Cybersecurity defence tools have integrated AI systems to constantly and repetitively analyse web traffic and pick out anomalies. By studying network patterns and behaviour over time using deep learning algorithms, AI-powered security systems win over traditional firewalls as they work automatically with prior knowledge of the system and its users.
Translation and transcription
Language has proven a complex phenomenon to breakdown into discrete digital commands. Nevertheless, after years of research and ambitious attempts, computers are getting closer to the comprehension of language. Although automated language systems still lag far behind human performance, they have gotten much better in the last few years, scoring high 90s in translation and transcription. This is good enough for understandable speech and text in meetings, calls and media.
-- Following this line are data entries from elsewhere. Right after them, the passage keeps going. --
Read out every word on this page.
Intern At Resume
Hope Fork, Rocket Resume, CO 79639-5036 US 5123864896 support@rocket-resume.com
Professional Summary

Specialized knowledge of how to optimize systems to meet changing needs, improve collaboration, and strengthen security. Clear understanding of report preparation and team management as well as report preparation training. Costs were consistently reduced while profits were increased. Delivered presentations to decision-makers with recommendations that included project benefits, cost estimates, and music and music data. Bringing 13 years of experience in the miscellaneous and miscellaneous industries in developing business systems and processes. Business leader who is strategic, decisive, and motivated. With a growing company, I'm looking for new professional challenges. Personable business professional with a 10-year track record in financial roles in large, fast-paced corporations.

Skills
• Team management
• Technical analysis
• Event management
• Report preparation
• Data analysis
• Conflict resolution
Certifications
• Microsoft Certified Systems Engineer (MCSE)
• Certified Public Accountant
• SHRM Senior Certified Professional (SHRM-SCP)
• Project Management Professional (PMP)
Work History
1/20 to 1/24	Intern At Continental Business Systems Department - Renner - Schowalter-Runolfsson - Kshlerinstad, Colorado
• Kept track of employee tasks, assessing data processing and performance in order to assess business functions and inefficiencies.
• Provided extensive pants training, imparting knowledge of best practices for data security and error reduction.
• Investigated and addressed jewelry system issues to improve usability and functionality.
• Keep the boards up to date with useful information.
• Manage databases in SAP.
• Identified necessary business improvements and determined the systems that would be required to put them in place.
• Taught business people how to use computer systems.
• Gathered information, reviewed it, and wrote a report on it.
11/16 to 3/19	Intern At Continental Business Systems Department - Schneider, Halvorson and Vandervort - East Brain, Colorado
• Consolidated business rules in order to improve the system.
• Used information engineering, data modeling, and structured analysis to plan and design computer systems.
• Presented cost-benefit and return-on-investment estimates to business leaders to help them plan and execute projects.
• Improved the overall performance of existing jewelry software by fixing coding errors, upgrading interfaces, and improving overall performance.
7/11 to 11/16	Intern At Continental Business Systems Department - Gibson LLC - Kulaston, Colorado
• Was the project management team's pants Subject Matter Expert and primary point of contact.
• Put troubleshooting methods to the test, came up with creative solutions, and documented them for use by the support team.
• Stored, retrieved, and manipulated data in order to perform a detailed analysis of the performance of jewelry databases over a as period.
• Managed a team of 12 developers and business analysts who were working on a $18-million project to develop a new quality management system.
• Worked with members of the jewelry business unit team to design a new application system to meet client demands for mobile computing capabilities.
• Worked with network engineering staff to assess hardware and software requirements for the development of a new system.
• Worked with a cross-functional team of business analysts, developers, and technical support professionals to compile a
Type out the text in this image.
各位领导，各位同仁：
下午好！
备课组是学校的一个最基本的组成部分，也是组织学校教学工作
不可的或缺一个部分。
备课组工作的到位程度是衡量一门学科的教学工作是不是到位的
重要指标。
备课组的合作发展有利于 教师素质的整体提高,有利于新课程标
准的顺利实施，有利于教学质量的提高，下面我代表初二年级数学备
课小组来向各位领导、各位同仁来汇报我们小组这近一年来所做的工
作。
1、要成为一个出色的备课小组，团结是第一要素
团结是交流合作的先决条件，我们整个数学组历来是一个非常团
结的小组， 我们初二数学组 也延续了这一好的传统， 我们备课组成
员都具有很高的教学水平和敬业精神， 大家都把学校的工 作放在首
Market and trade predictions
Market and trade analysis have grown complex in modern times as businesses rely heavily on understanding vast amounts of data. Using AI data analysis tools coupled with big data technology, analysts can sieve through blocks of data, recognise business patterns, and use the information to predict intent and behaviour, and ultimately make accurate trade projections. These systems come in handy while exploring new markets, trying new rollouts, launching start-ups, and trading stocks and currencies. It reduces human error and judgment when making predictions by only using available data and historical inferences.
Repetitive, semi or fully predictable tasks like data entry, accounting, payroll, and resource and supply chain management are now safe in the hands of autonomous systems. These systems learn the rules governing certain operations and translate them into programmed instructions. However, switching from manual to automated services is not as easy as pushing a button. Some of the processes and transactions may need reengineering to suit the automated system in order to take full advantage of its efficiency and speed.
We can expect to see a further implementation of AI systems in the workplace. More tasks and roles will be replaced or assisted by AI tools. Although there is a worry that extensive automation in the workplace may lead to job destruction, many studies have shown that this will actually create more jobs. As AI technology improves and spreads, the workplace will continue to become more efficient.